A.導致五四發生,與五四平行發展的政教分離後的意識形態問題
B.與五四幾乎同步出現並且展開的極權主義問題
C.現代社會的世俗宗教問題
D.多元文化問題,重新認識西方及中國文化傳統,拒斥文化革命
E.對西方現代化社會及民主制的質疑,西學啟蒙問題的繼續,開放與封閉問題
談論五四及百年紀念,如果沒有涉及到上述問題,那麼基本上就不會接觸到真正的問題,進入嚴肅的學術及思想研究領域。

3.對五四及百年紀念的中學研究推想
雖然筆者認為,由於全球的現代化,即西化,五四問題是一個西學問題,但是由於在認識論的研究中,文化的多元論已經被西方學界普遍地接受,因此運用中國文化思想來研究五四問題,在今天死而復生,重新成為一個非常有價值的研究。
其次,也由於今天世界遇到的問題讓人們看到,西方文化在人類和諧共存問題上,社會結構、政治制度問題上,在人和自然環境的關係問題上,導致了很多悖謬問題。這使得很多有志之士感到根本的對於人的理解,人與自然關係的理解需要重新思索,因此它也為傳統東方文化死而復生,或者說是個置之死地而獲得了後生的可能。
第三,世俗基督教化或者說后基督教社會的困境使得當代文化重新面臨中世紀歐洲社會的困境,甚至可說比當時還要嚴重。為此,走出這個困境,或者是啟蒙繼續,或者是如歐洲的文藝復興一樣,復興一種開放的,能夠打破封閉及束縛的文化。這也就意味著走出這個當代困境,對於中國人來說傳統文化復興和歐洲人的文藝復興一樣,是一條可能的路。而這條路,雖然不是我的專業,但是從一位啟蒙學者們的追隨者的角度來看,我以為陳寅恪先生的兩段話可以預示著未來的傾向:
1.“寅恪平生為不古不今之學,思想囿于咸豐、同治之世,議論近乎湘鄉、南皮之間。
2.中國文化,“……任儒、佛(佛且别为诸多宗派,不可殚数)、回、蒙、藏诸教之并行,而大度宽容(tolerance),不加束缚,不事排挤,故从无有如欧洲以宗教牵入政治,千余年来,虐杀教徒,残毒倾挤,甚至血战百年不息,涂炭生灵。至于今日,各教各派,仍互相仇视,几欲尽铲除异己者而后快。此与中国人之素习适反。
今夫耶教不祀祖,又诸多行事均与中国之礼俗文化相悖。耶教若专行于中国,则中国之精神亡。且他教尽可容耶教,而耶教(尤以基督新教为甚)决不能容他教(谓佛、回、道及儒(儒虽非教,然此处之意,谓凡不入耶教之人,耶教皆不容之,不问其信教与否耳))。
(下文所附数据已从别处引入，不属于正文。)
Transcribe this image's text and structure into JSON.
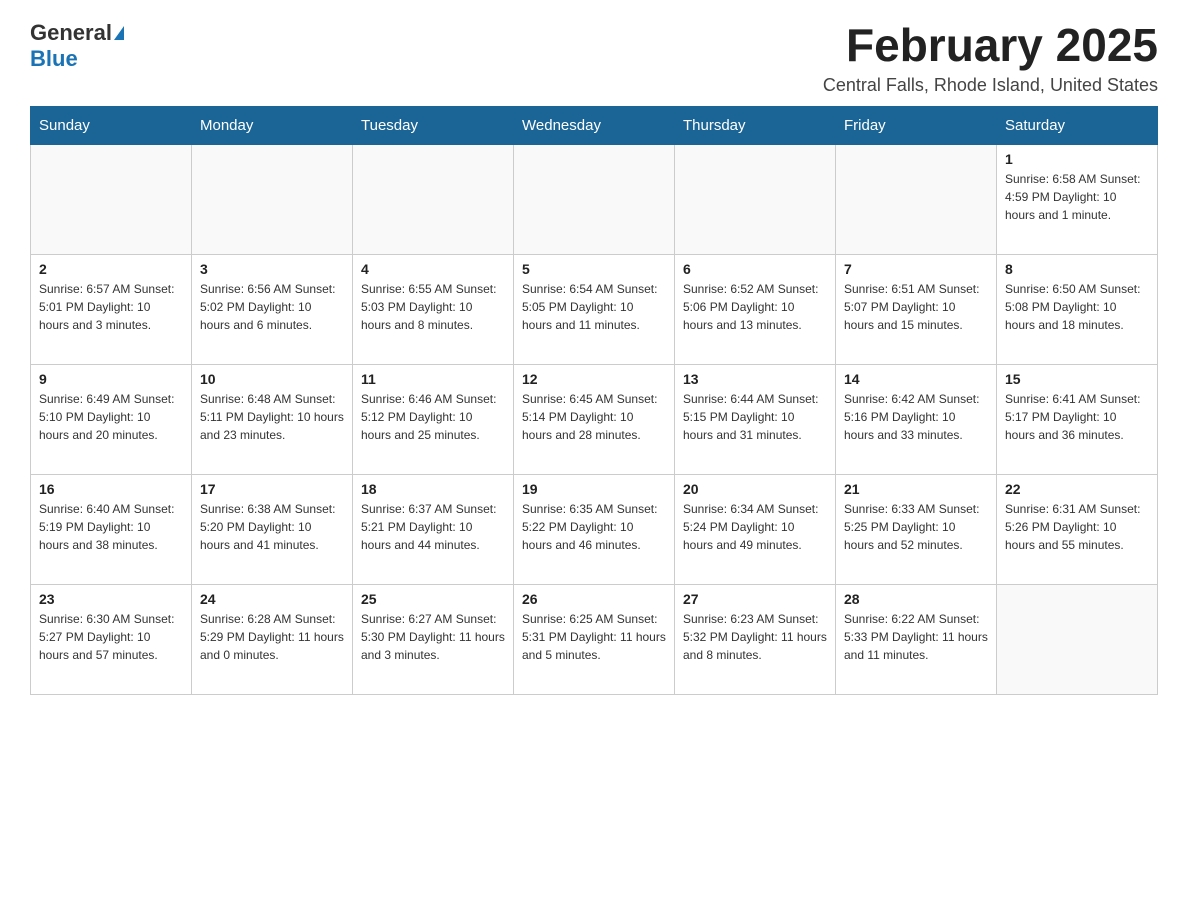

必至牵入政治,则中国之统一愈难,而召亡益速。此至可虑之事。
今之留学生,动以‘耶教救国’为言,实属谬误,又皆反客为主,背理逆情之见也。”(见吴学昭:《吴宓与陈寅恪》,页12,吴宓19191214日日记)

實際上,陳寅恪先生闡述的看法及傾向,晚清很多學人的思想都有,如張之洞的中學為體,西學為用,民國的齊如山對於京劇及中國文化的看法,歷史學者鄧之誠、錢穆等對中國歷史及文化問題的看法等,他們在不同方向上異曲同工地提出過不同的有關中國文化思想的根本問題。筆者特別關注過齊如山。他自己在對於傳統京劇和西洋歌劇的認識上的“變化”,可謂是如何認識東西方文化和社會異同的一個典型案例。所以,我以為,任何研究五四及當代中國文化社會問題的人,都絕對不能夠迴避陳寅恪先生提出的問題。這一定是繞不過去的問題!
如果承認科學的認識論研究的推進,如余英時先生那樣推崇庫恩的理論,那麼,我以為可以具體總結陳寅恪先生提出的問題如下:
1.基於中國文化思想基礎的對於五四後的文化社會問題的研究,和前述用西方治學方法一樣,也必須在使用的方法上自洽,運用“中國式”的思維及語言。由於規範及思維方式、語言方式不同,二者絕對不可混雜使用。
2.必須解答文化的根本特質問題,包括基督教的排他性問題,和政治的聯繫及分割後帶來的後果問題。為何傳統中國社會可以有不問政治的空間存在,有純粹的私人存在空間。但是無論在政教合一的基督教社會還是在政教分離後的基督教社會,政治或是無所不在,根本沒有私人及其精神存在的空間,如共產黨社會;或是承接了“教會國家”權力結構的一般“世俗國家”的權力,一直在持續性地擴張。
3.這一排他性及牽入政治,是否會如陳寅恪先生所說,一定會給傳統中國的統一性帶來問題?
4.兩種文化是否能夠平行存在,如果無可能,是因為中國文化的進攻性,還是西方?在只有一個地球的情況下,未來會如何。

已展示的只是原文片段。